Denial of the problem is also a common feature of both substance use and eating disorders. The first stage to Recovery, therefore, is to accept your inability to eat certain foods the way normal eaters can do with impunity. Just as importantly, a person who suffers from an Eating Disorder must accept that their thinking about addictive foods has been so distorted by the disease that their judgment about these foods is unreliable even after they are in recovery.

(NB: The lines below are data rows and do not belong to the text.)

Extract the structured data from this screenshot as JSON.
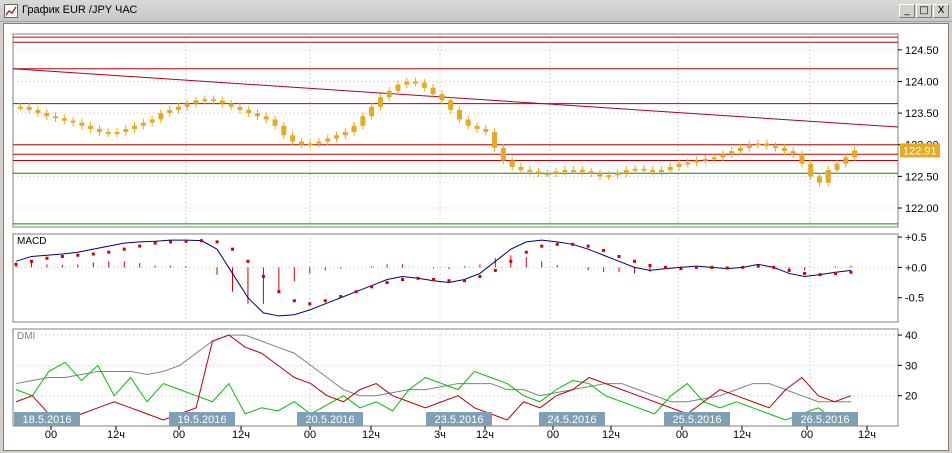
{
  "window": {
    "title": "График EUR /JPY ЧАС",
    "minimize_label": "_",
    "maximize_label": "□",
    "close_label": "X"
  },
  "colors": {
    "candle": "#e8a820",
    "resistance": "#c00000",
    "support": "#009000",
    "trend": "#b00020",
    "macd_line": "#000080",
    "macd_signal": "#d00000",
    "dmi_plus": "#00c000",
    "dmi_minus": "#c00000",
    "adx": "#808080",
    "current_price_bg": "#e8a820"
  },
  "price_panel": {
    "y_ticks": [
      "124.50",
      "124.00",
      "123.50",
      "123.00",
      "122.50",
      "122.00"
    ],
    "current_price": "122.91"
  },
  "macd_panel": {
    "label": "MACD",
    "y_ticks": [
      "+0.5",
      "+0.0",
      "-0.5"
    ]
  },
  "dmi_panel": {
    "label": "DMI",
    "y_ticks": [
      "40",
      "30",
      "20"
    ]
  },
  "time_axis": {
    "date_labels": [
      "18.5.2016",
      "19.5.2016",
      "20.5.2016",
      "23.5.2016",
      "24.5.2016",
      "25.5.2016",
      "26.5.2016"
    ],
    "hour_labels": [
      "00",
      "12ч",
      "00",
      "12ч",
      "00",
      "12ч",
      "3ч",
      "12ч",
      "00",
      "12ч",
      "00",
      "12ч",
      "00",
      "12ч"
    ]
  },
  "chart_data": {
    "type": "candlestick",
    "instrument": "EUR/JPY",
    "timeframe": "ЧАС",
    "price_ylim": [
      121.7,
      124.75
    ],
    "horizontal_levels_red": [
      124.7,
      124.62,
      124.2,
      123.65,
      123.0,
      122.85,
      122.75
    ],
    "horizontal_levels_green": [
      122.55,
      121.75
    ],
    "trendline": {
      "start": 124.2,
      "end": 123.28
    },
    "close_series": [
      123.6,
      123.55,
      123.5,
      123.45,
      123.42,
      123.38,
      123.35,
      123.3,
      123.25,
      123.2,
      123.18,
      123.2,
      123.25,
      123.3,
      123.35,
      123.4,
      123.5,
      123.55,
      123.6,
      123.65,
      123.7,
      123.72,
      123.7,
      123.65,
      123.6,
      123.55,
      123.5,
      123.45,
      123.4,
      123.3,
      123.15,
      123.05,
      123.0,
      123.02,
      123.05,
      123.1,
      123.15,
      123.2,
      123.3,
      123.45,
      123.6,
      123.75,
      123.85,
      123.95,
      124.0,
      123.98,
      123.9,
      123.8,
      123.7,
      123.55,
      123.4,
      123.3,
      123.25,
      123.2,
      122.95,
      122.75,
      122.65,
      122.6,
      122.58,
      122.55,
      122.55,
      122.58,
      122.6,
      122.6,
      122.58,
      122.55,
      122.5,
      122.52,
      122.55,
      122.6,
      122.62,
      122.6,
      122.58,
      122.6,
      122.65,
      122.7,
      122.72,
      122.75,
      122.78,
      122.8,
      122.85,
      122.9,
      122.95,
      123.0,
      123.02,
      122.98,
      122.95,
      122.9,
      122.85,
      122.7,
      122.5,
      122.4,
      122.6,
      122.7,
      122.8,
      122.91
    ],
    "macd_ylim": [
      -0.9,
      0.55
    ],
    "macd_series": [
      0.1,
      0.18,
      0.2,
      0.22,
      0.25,
      0.3,
      0.35,
      0.4,
      0.42,
      0.43,
      0.45,
      0.45,
      0.44,
      0.3,
      -0.1,
      -0.5,
      -0.75,
      -0.8,
      -0.78,
      -0.7,
      -0.6,
      -0.5,
      -0.4,
      -0.3,
      -0.2,
      -0.15,
      -0.18,
      -0.22,
      -0.25,
      -0.2,
      -0.1,
      0.1,
      0.3,
      0.42,
      0.45,
      0.42,
      0.38,
      0.3,
      0.2,
      0.1,
      0.0,
      -0.05,
      -0.02,
      0.0,
      0.02,
      0.0,
      -0.02,
      0.0,
      0.05,
      0.0,
      -0.1,
      -0.15,
      -0.12,
      -0.08,
      -0.05
    ],
    "macd_signal_series": [
      0.05,
      0.1,
      0.15,
      0.18,
      0.2,
      0.22,
      0.25,
      0.3,
      0.35,
      0.4,
      0.42,
      0.43,
      0.44,
      0.42,
      0.3,
      0.1,
      -0.15,
      -0.4,
      -0.55,
      -0.6,
      -0.55,
      -0.48,
      -0.4,
      -0.32,
      -0.25,
      -0.2,
      -0.18,
      -0.2,
      -0.22,
      -0.22,
      -0.15,
      -0.05,
      0.1,
      0.25,
      0.35,
      0.38,
      0.38,
      0.35,
      0.28,
      0.18,
      0.1,
      0.03,
      0.0,
      -0.02,
      0.0,
      0.0,
      -0.01,
      0.0,
      0.02,
      0.0,
      -0.05,
      -0.1,
      -0.12,
      -0.1,
      -0.08
    ],
    "dmi_ylim": [
      10,
      42
    ],
    "dmi_plus_series": [
      22,
      20,
      28,
      31,
      25,
      30,
      20,
      26,
      18,
      24,
      22,
      20,
      18,
      24,
      14,
      16,
      15,
      18,
      14,
      17,
      20,
      16,
      18,
      15,
      22,
      26,
      24,
      22,
      28,
      26,
      24,
      20,
      18,
      22,
      25,
      24,
      20,
      18,
      16,
      14,
      20,
      24,
      18,
      16,
      18,
      16,
      14,
      12,
      14,
      16,
      12,
      14
    ],
    "dmi_minus_series": [
      18,
      20,
      14,
      12,
      14,
      16,
      18,
      16,
      14,
      12,
      14,
      16,
      38,
      40,
      36,
      34,
      30,
      26,
      24,
      20,
      18,
      22,
      24,
      20,
      18,
      16,
      18,
      20,
      16,
      14,
      12,
      18,
      16,
      20,
      22,
      26,
      24,
      22,
      20,
      18,
      16,
      14,
      18,
      22,
      20,
      18,
      16,
      22,
      26,
      20,
      18,
      20
    ],
    "adx_series": [
      24,
      25,
      26,
      26,
      27,
      28,
      28,
      28,
      27,
      28,
      30,
      34,
      38,
      40,
      40,
      38,
      36,
      34,
      30,
      26,
      22,
      20,
      20,
      21,
      22,
      22,
      23,
      24,
      24,
      24,
      22,
      22,
      20,
      21,
      22,
      23,
      24,
      24,
      22,
      20,
      18,
      18,
      19,
      20,
      22,
      24,
      24,
      22,
      20,
      18,
      18,
      18
    ]
  }
}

Just like with all addictions, the first step is to understand your condition. This is why we are explaining it in so much detail here. Recovering from an eating disorder is much like recovery from any addition. Once you have accepted, in your mind and in your heart, that you are suffering from an addiction, not just a willpower problem, and have asked for the help you need, effective treatment begins with following a set of directions.

Addictions all have in common a degree of physical and psychological issues which separate the “addict” from the “non-addict.” It involves the willingness, right from the start, to choose to stop; to become abstinent. From a medical perspective, abstinence refers to the simple cessation of addictive substances, and addictive or compulsive behaviors associated with an eating disorder. On the physical side, a necessary first step is to eliminate or seriously limit refined carbohydrates (e.g. sugar, flour) from your diet and that abstinent eating isn’t just avoiding sugar and refined carbohydrates, but also to eat three balanced regular sized meals a day. It therefore involves both new routines and new content. To be sure, this does not always mean to eat less, it means to eat differently. Not overwhelmingly differently from anyone else who is following a healthy diet. In fact, a good way to look at it is that, except for the avoidance of sugar and white flour, an anorexic and an over eater and a bulimic should all be happy to exchange plates with each other at dinner, and indeed also with other addicts or anyone else.